Había estado casi toda la noche fuera.
Una noche estresante y delirante como cualquier otra. Mis escoltas me
perseguían pisándome los talones, la harley rugía por el
encantador asfalto de las carreteras y autopistas de París. El mundo
estaba bañado en una ola de calor y luces palpitantes en cualquier
dirección. El verano era sofocante, pero aún más era el saberme
vigilado.
Dejé atrás la velocidad para abrazar
los aires, las estrellas, la noche, el vuelo y el don que más
apreciaba porque me permitía viajar rápido sin ser visto. Me sentía
como tantos héroes del comic, como los muchachos de Peter Pan, y
todo era porque conseguía lo que muchos famosos sin necesidad de un
helipuerto y un costoso helicóptero disponible las veinticuatro
horas del día.
Deseaba verlo a él. Sólo quería
reunirme en sus brazos y olvidar las discusiones. La noche anterior
había estado en Nueva York. Todo parecía un sueño. Antoine lloraba
en mis brazos, rogaba que le aconsejara y decidí que él debía
seguir su vida sin mis intervenciones. Él tenía que decidir
intentar amar a un demonio con rostro de ángel o quedarse aislado
con su violín, suspirando por melodías más atrevidas y una vida
aún más impía.
Entré al salón principal. Él estaba
allí ataviado con una de esas elegantes camisas de chorreras
oscuras, sus pantalones de vestir y sus lustrosos zapatos negros.

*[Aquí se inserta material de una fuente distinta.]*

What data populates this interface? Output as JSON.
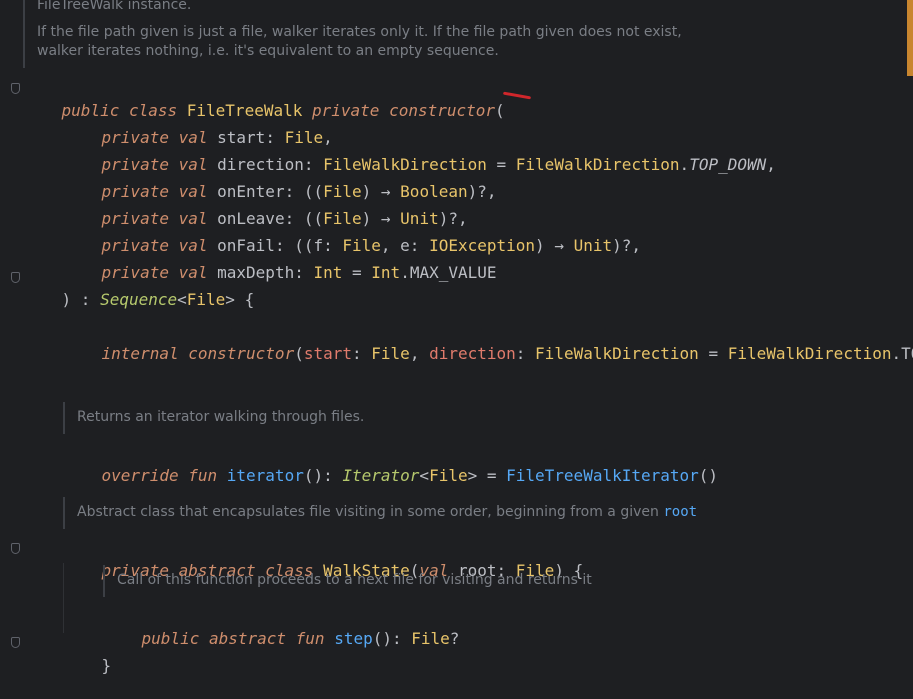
{
  "doc_header": {
    "title_fragment": "FileTreeWalk instance.",
    "line1": "If the file path given is just a file, walker iterates only it. If the file path given does not exist,",
    "line2": "walker iterates nothing, i.e. it's equivalent to an empty sequence."
  },
  "code": {
    "l1": {
      "kw1": "public class",
      "name": "FileTreeWalk",
      "kw2": "private constructor",
      "punc": "("
    },
    "start": {
      "kw": "private val",
      "name": "start",
      "sep": ": ",
      "type": "File",
      "end": ","
    },
    "direction": {
      "kw": "private val",
      "name": "direction",
      "sep": ": ",
      "type": "FileWalkDirection",
      "eq": " = ",
      "enum": "FileWalkDirection",
      "dot": ".",
      "const": "TOP_DOWN",
      "end": ","
    },
    "onEnter": {
      "kw": "private val",
      "name": "onEnter",
      "sep": ": ",
      "p1": "((",
      "t1": "File",
      "p2": ") → ",
      "t2": "Boolean",
      "end": ")?,"
    },
    "onLeave": {
      "kw": "private val",
      "name": "onLeave",
      "sep": ": ",
      "p1": "((",
      "t1": "File",
      "p2": ") → ",
      "t2": "Unit",
      "end": ")?,"
    },
    "onFail": {
      "kw": "private val",
      "name": "onFail",
      "sep": ": ",
      "p1": "((f: ",
      "t1": "File",
      "p2": ", e: ",
      "t2": "IOException",
      "p3": ") → ",
      "t3": "Unit",
      "end": ")?,"
    },
    "maxDepth": {
      "kw": "private val",
      "name": "maxDepth",
      "sep": ": ",
      "type": "Int",
      "eq": " = ",
      "t2": "Int",
      "rest": ".MAX_VALUE"
    },
    "close": {
      "p1": ") : ",
      "type": "Sequence",
      "lt": "<",
      "t2": "File",
      "rest": "> {"
    },
    "internal": {
      "kw": "internal",
      "sp": " ",
      "kw2": "constructor",
      "p1": "(",
      "param1": "start",
      "c1": ": ",
      "t1": "File",
      "c2": ", ",
      "param2": "direction",
      "c3": ": ",
      "t2": "FileWalkDirection",
      "eq": " = ",
      "t3": "FileWalkDirection",
      "rest": ".TO"
    },
    "doc_iter": "Returns an iterator walking through files.",
    "iterator": {
      "kw": "override fun",
      "sp": " ",
      "fn": "iterator",
      "p1": "(): ",
      "type": "Iterator",
      "lt": "<",
      "t2": "File",
      "p2": "> = ",
      "call": "FileTreeWalkIterator",
      "p3": "()"
    },
    "doc_walk": {
      "text": "Abstract class that encapsulates file visiting in some order, beginning from a given ",
      "code": "root"
    },
    "walkstate": {
      "kw": "private abstract class",
      "sp": " ",
      "name": "WalkState",
      "p1": "(",
      "kw2": "val",
      "sp2": " ",
      "param": "root",
      "c1": ": ",
      "type": "File",
      "p2": ") {"
    },
    "doc_step": "Call of this function proceeds to a next file for visiting and returns it",
    "step": {
      "kw": "public abstract fun",
      "sp": " ",
      "fn": "step",
      "p1": "(): ",
      "type": "File",
      "p2": "?"
    },
    "brace": "}"
  },
  "colors": {
    "background": "#1e1f22",
    "keyword": "#cf8e6d",
    "type": "#e8c46a",
    "function": "#56a8f5",
    "parameter": "#e07b6c",
    "doc": "#7a7e85",
    "scroll_marker": "#c9862f",
    "annotation": "#d0262b"
  }
}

Parecía un cuadro de otra época. Era elegante, hermoso y
sofisticado hasta los límites más extraños.
—Louis...
No respondió. Parecía inmerso en sus
propias pesadillas. Tal vez eran pesadillas aún más terribles que
las que yo vivía habitualmente. Amel solía contarme de sus sueños,
de los sueños terribles que a veces poseía y que deseaba olvidar.
Me confesaba el horror y el dolor que había vivido y lo maravilloso
que era sentirse vivo a mi lado, acompañándome en cada segundo y
sintiendo lo que yo sentía.
—Mon coeur...
—Oh...—dijo cerrando el libro que
se hallaba entre sus manos, pero de inmediato lo abrió y ocultó su
rostro como si intentase evitar el dirigirme la mirada y la palabra—.
Estoy ocupado.
—Necesito que me abraces—susurré
acercándome a él como un niño desesperado.
—¿Por qué no se lo pides a tu puta
pianista?—respondió con el ceño fruncido—. No me apetece
abrazarte, Lestat. No quiero saber de ti. El libro está demasiado
interesante como para soportarte—dijo agachando la cabeza y
ocultando sus ojos verdes, los cuales parecían diamantes verdes.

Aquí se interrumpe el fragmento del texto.